Fiction Reviews


All Our Wrong Todays

(2017) Elan Mastai, Penguin, £12.99, hrdbk, 375pp, ISBN 978-0-718-18407-0

 

It is 2016 and 'the future is here says the pioneer, there's room at the top, du-wop, du-wop'.  People wake up to put on clothes automatically fabricated around them, they fly to work with jet packs, kids scoot around on hover boards, there are flying cars and everything that we once – back in the mid-twentieth century – considered to be futuristic really is.  This is the early 21st century near-utopia that we oldies expected as kids, and not the same old, same old reality we got stuck with where everyone is confined to the ground unless you use a plane of all things, and cars are powered by dirty fossil fuels etc. So how come this SFnal 2016 came about? Well the answer is of course with the famous invention of the Goettreider Engine back on that famous day on the 11th July 1965. It tapped into the huge reservoir of the Earth's kinetic energy to provide copious cheap, clean power to the world plus new avenues of physics. The 11th July 1965 was the day Lionel Goettreider invented the future. This is reality.

This is the reality Tom Barren wakes up to, the reality in which research physicist Tom's father, Victor, employs Tom as a back-up for a chrononaut crew who will be the first to go back in time in the time machine Victor invented.

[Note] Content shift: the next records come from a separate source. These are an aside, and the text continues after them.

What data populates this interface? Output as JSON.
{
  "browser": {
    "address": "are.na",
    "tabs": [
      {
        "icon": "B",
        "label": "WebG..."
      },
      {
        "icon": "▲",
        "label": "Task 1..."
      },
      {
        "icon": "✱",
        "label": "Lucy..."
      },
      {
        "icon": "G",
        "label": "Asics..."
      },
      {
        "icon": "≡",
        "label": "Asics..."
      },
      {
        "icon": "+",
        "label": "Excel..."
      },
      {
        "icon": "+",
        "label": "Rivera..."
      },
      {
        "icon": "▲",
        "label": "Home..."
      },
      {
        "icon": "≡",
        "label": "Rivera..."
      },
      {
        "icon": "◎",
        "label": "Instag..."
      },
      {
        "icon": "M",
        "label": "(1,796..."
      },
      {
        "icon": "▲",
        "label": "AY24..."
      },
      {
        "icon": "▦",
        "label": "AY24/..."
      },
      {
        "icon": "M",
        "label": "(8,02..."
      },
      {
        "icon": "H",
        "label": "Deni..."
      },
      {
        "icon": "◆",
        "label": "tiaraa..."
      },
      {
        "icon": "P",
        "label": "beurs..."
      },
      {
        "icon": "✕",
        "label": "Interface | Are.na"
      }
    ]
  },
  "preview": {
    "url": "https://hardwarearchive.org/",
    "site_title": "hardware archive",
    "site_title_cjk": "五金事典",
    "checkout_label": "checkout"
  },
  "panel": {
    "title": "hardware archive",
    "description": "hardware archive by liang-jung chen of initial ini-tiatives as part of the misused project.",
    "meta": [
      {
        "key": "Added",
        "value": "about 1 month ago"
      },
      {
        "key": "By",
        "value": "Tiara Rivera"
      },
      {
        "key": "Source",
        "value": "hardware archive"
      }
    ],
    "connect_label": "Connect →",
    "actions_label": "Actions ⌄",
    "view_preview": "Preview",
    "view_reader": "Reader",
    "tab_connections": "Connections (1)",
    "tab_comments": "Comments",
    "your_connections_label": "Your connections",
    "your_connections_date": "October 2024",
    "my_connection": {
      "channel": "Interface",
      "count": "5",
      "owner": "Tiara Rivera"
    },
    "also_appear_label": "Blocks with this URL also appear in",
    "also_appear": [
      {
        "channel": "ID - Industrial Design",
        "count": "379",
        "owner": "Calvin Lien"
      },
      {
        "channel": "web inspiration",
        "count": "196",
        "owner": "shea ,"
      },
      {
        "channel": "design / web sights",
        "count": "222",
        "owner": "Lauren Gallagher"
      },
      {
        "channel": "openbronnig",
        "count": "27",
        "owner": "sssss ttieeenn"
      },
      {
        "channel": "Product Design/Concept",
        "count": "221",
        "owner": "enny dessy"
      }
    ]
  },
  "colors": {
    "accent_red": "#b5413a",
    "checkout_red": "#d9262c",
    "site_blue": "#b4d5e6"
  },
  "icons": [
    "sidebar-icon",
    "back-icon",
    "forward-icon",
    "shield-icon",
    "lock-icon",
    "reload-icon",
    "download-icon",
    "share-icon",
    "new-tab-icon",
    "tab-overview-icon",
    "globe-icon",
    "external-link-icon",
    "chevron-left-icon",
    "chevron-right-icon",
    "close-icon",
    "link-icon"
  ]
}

And where will they go to? Well, the date on which the future was invented – 11th July 1965 – to witness Lionel Goettreider famously switching on his engine.

Tom is infatuated with the chrononaut Penelope (to whom Tom is a back-up), who is one of the few who seem not to interested in Tom because of his talented, famous father. But when Tom makes Penelope pregnant, Penelope is automatically dropped from the forthcoming first attempt at human time travel. To cut a long story short, devastated Penelope kills herself which in turn drives Tom to use the time machine for his own purposes. The machine works, but Tom ends up at the pre-programmed destination 11th July 1965 disturbing Lionel Goettreider whose engine malfunctions and the future never got to happen.

Tom's machine is pre-programmed to return to the present, but instead wakes up as 'John' in our mundane 2016. However it is 2016 where there is a version (a sister or twin) of Penelope, Penny, alive. So what to do? Should Tom/John return to 1965 and put right what went wrong? Well he can't, the time machine does not exist. Indeed nothing of Tom's life is the same; he is now John, a famous architect of futuristic buildings. But Tom remembers his previous life and knows that the world is not right. Furthermore, John's family, friends and colleagues realise that something is not right…

This is a time travel story. Now, every SF trope from alien first contact through to artificial intelligence or whatever sees a new work that stands tall above others every few years. But with the trope of time travel you know how it is, you wait yonks for something with that extra dazzle and then all of a sudden two come along at once. Last year (2016) we had Robert Dickinson's The Tourist and this year (2017) we have Mastai's All Our wrong Todays. Both books are very different – albeit there's the time travel trope – but both are remarkable treatments of that trope. Both are also very well written and will appeal to those lit-crits into new wave SF as much as those into harder SF. Mastai's protagonist does not explain the finer details of time travel (it is his dad who has the physics knowledge) but knows enough to give us analogous explanations and the gist, and within this framework there is a logical coherence (well, ignoring one brief Ian Watson 'Very Slow Time Machine' part late in the novel – how did he eat (or breathe?)). Having said that, it has to be said that the first third of the book up to the initial, pivotal time jaunt is mainly character building and scene setting. This part will appeal more to new wave SF aficionados. But once the past is changed the book both speeds up as well as make for an interesting exploration of Mastai's take on time travel that meshes very well with the character-building undertaken earlier on.

I will not dwell further on the plot but, in terms of its place within the super-genre of speculative fiction, it would not be unfair to say that Mastai's All Our Wrong Todays is a science fiction counterpart to Niffenegger's fantasy The Time Traveller's Wife.

Though this is Canadian Mastai's debut novel, the man clearly has mastered words, which is not surprising as he has been a script writer for some years. Indeed, apparently Paramount has optioned the novel with Amy Pascal producing, which leaves me wondering how well this will transfer to the big screen within a one-and-a-half hour constraint, such is the detailed characterisation. But that is Paramount's problem, and Mastai's as he is developing the screen story: lucky us we have the novel. As I said with that other remarkable time travel book of the past 12 months, The Tourist, don't be surprised if this is shortlisted for a number of SF awards. Fortunately each of these novels is on different sides of the 2016-7 divide and so this one is eligible for 2018 gongs. But whatever official accolades this novel accrues, if within SF you are especially into time travel stories then this is one book you really will want to get.